Thralls of the Quack

Thomas Carlyle, Past and Present (Chicago: Belford, Clarke & Co. 1890), pp. 75-76:
An election, whether managed directly by ballot-box on public hustings, or indirectly by force of public opinion, or were it even by open alehouses, landlords' coercion, popular club-law, or whatever electoral methods, is always an interesting phenomenon. A mountain tumbling in great travail, throwing up dustclouds and absurd noises, is visibly there; uncertain yet what mouse or monster it will give birth to.

Besides it is a most important social act; nay, at bottom, the one important social act. Given the men a People choose, the People itself, in its exact worth and worthlessness, is given. A heroic people chooses heroes, and is happy; a valet or flunkey people chooses sham-heroes, what are called quacks, thinking them heroes, and is not happy. The grand summary of a man's spiritual condition, what brings out all his herohood and insight, or all his flunkeyhood and horn-eyed dimness, is this question put to him, What man dost thou honour? Which is thy ideal of a man; or nearest that? So too of a People: for a People too, every People, speaks its choice, — were it only by silently obeying, and not revolting, — in the course of a century or so.
Ibid., pp. 82-83:
It is written, 'if we are ourselves valets, there shall exist no hero for us; we shall not know the hero when we see him; ' — we shall take the quack for a hero; and cry, audibly through all ballot-boxes and machinery whatsoever, Thou art he: be thou King over us!
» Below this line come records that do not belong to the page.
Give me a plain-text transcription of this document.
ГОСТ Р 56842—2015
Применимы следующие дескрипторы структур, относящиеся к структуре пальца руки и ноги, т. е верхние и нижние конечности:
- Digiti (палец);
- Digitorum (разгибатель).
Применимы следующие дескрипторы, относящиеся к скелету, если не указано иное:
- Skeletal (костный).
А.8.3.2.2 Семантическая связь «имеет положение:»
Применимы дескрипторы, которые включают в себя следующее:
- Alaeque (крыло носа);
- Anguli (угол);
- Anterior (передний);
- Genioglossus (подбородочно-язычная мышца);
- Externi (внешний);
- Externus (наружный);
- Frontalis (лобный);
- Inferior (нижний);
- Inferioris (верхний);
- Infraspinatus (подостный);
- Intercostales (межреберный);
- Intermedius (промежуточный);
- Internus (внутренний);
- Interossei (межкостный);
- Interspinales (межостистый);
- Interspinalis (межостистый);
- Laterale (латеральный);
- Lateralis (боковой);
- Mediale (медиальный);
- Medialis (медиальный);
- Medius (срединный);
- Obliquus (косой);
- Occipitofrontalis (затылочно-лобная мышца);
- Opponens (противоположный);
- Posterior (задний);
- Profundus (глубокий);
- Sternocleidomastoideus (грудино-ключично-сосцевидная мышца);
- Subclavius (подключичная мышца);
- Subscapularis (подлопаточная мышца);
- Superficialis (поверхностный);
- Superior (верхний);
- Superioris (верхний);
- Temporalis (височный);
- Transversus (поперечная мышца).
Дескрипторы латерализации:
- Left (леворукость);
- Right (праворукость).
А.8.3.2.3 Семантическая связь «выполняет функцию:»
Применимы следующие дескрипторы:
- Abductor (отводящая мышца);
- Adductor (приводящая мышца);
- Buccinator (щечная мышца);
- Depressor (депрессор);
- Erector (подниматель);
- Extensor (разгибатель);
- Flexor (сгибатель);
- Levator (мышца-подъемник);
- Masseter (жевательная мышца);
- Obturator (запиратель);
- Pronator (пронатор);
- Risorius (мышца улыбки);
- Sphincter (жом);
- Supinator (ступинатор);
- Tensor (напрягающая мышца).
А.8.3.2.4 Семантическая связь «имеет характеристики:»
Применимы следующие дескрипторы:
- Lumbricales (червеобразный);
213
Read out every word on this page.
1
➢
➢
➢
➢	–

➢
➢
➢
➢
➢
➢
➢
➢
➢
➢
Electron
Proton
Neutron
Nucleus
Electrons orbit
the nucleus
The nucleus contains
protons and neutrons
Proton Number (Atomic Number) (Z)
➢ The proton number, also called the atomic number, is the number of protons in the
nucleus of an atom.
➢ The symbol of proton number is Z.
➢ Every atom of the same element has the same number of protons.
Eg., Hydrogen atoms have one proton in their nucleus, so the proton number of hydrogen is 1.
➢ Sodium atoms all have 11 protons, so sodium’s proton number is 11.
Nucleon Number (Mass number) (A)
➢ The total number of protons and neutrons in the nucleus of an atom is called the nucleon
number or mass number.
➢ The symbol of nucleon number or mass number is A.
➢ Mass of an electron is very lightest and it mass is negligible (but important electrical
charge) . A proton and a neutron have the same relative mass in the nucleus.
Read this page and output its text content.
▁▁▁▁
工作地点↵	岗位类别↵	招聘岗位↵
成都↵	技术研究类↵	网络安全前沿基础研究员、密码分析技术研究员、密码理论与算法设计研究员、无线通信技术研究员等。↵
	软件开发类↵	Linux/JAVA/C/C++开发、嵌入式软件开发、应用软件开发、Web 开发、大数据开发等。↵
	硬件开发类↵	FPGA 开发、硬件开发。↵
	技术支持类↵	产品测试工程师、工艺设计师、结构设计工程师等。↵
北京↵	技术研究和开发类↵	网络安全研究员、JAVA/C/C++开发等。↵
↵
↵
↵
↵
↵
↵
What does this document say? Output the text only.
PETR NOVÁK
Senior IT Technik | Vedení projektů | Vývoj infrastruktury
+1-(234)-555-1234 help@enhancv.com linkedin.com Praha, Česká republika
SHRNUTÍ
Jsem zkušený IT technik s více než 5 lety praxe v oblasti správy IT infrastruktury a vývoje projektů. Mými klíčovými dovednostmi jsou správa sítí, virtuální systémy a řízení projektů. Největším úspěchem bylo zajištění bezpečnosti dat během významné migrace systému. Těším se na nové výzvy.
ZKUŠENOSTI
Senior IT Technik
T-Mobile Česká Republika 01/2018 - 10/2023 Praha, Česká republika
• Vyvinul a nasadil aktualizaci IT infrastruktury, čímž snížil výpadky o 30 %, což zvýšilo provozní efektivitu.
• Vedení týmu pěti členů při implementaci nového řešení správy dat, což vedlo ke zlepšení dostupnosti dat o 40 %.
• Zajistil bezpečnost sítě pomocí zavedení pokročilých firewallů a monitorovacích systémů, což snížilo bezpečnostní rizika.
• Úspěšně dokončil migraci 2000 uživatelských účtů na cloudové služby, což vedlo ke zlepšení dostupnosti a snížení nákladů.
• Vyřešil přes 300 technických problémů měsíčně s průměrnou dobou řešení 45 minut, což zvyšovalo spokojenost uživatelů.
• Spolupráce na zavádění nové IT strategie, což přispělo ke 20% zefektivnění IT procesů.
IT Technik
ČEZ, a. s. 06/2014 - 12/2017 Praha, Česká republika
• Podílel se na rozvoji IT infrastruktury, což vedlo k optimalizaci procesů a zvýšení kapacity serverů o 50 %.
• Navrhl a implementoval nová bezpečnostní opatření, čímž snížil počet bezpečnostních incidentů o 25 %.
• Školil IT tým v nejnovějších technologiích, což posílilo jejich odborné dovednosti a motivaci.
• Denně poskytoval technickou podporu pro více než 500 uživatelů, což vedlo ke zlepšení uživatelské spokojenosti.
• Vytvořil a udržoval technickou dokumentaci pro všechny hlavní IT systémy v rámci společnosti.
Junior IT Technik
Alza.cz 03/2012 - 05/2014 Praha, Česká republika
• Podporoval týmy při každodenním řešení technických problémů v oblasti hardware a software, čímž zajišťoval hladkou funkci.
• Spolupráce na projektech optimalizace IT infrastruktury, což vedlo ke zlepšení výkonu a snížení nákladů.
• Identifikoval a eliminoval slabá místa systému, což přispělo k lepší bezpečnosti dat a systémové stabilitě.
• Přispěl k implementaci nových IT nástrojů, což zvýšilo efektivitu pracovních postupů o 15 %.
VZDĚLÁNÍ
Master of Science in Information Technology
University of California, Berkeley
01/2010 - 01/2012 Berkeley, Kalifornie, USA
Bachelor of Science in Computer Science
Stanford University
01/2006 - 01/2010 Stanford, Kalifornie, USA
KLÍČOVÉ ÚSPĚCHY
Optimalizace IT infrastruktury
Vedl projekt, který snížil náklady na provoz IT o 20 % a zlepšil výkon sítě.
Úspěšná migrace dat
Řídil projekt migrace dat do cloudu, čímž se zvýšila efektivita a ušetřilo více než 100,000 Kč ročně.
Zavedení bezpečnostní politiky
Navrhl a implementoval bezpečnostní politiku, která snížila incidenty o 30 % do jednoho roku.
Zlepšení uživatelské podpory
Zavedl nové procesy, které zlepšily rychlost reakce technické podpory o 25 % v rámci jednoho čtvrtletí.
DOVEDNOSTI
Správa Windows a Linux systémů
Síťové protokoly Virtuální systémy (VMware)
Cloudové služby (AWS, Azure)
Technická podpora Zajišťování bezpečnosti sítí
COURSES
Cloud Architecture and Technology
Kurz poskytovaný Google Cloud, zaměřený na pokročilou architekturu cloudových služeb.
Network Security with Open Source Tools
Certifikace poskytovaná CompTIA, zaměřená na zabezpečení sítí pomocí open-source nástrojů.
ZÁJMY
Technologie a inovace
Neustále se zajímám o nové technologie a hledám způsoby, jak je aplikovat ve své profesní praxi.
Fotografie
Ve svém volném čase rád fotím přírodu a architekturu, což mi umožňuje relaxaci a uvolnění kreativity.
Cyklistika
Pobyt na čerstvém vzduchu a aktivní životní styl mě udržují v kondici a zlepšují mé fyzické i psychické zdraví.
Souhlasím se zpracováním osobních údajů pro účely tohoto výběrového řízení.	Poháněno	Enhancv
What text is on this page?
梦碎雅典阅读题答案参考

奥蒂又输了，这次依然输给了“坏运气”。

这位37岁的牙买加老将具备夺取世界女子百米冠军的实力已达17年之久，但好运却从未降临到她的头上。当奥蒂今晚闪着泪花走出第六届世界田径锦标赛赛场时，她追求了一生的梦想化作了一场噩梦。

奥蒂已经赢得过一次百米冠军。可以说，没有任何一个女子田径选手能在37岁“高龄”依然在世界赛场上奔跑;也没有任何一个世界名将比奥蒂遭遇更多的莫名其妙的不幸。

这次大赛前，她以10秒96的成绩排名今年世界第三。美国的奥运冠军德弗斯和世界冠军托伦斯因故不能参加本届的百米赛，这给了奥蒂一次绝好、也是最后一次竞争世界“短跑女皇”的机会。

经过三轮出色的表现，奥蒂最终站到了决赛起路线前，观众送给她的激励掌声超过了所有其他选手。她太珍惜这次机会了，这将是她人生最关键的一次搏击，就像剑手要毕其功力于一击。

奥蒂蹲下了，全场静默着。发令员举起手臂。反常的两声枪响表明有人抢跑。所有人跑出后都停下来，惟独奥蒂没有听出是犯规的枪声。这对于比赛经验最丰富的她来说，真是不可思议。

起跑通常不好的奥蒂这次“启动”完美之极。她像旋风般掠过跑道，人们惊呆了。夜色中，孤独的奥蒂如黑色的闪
What boots it? Seek only deceitful Speciosity, money with gilt carriages, 'fame' with newspaper-paragraphs, whatever name it bear, you will find only deceitful Speciosity; godlike Reality will be forever far from you. The Quack shall be legitimate inevitable King of you; no earthly machinery able to exclude the Quack. Ye shall be born thralls of the Quack, and suffer under him, till your hearts are near broken, and no French Revolution or Manchester Insurrection, or partial or universal volcanic combustions and explosions, never so many, can do more than change the figure of your Quack; the essence of him remaining, for a time and times.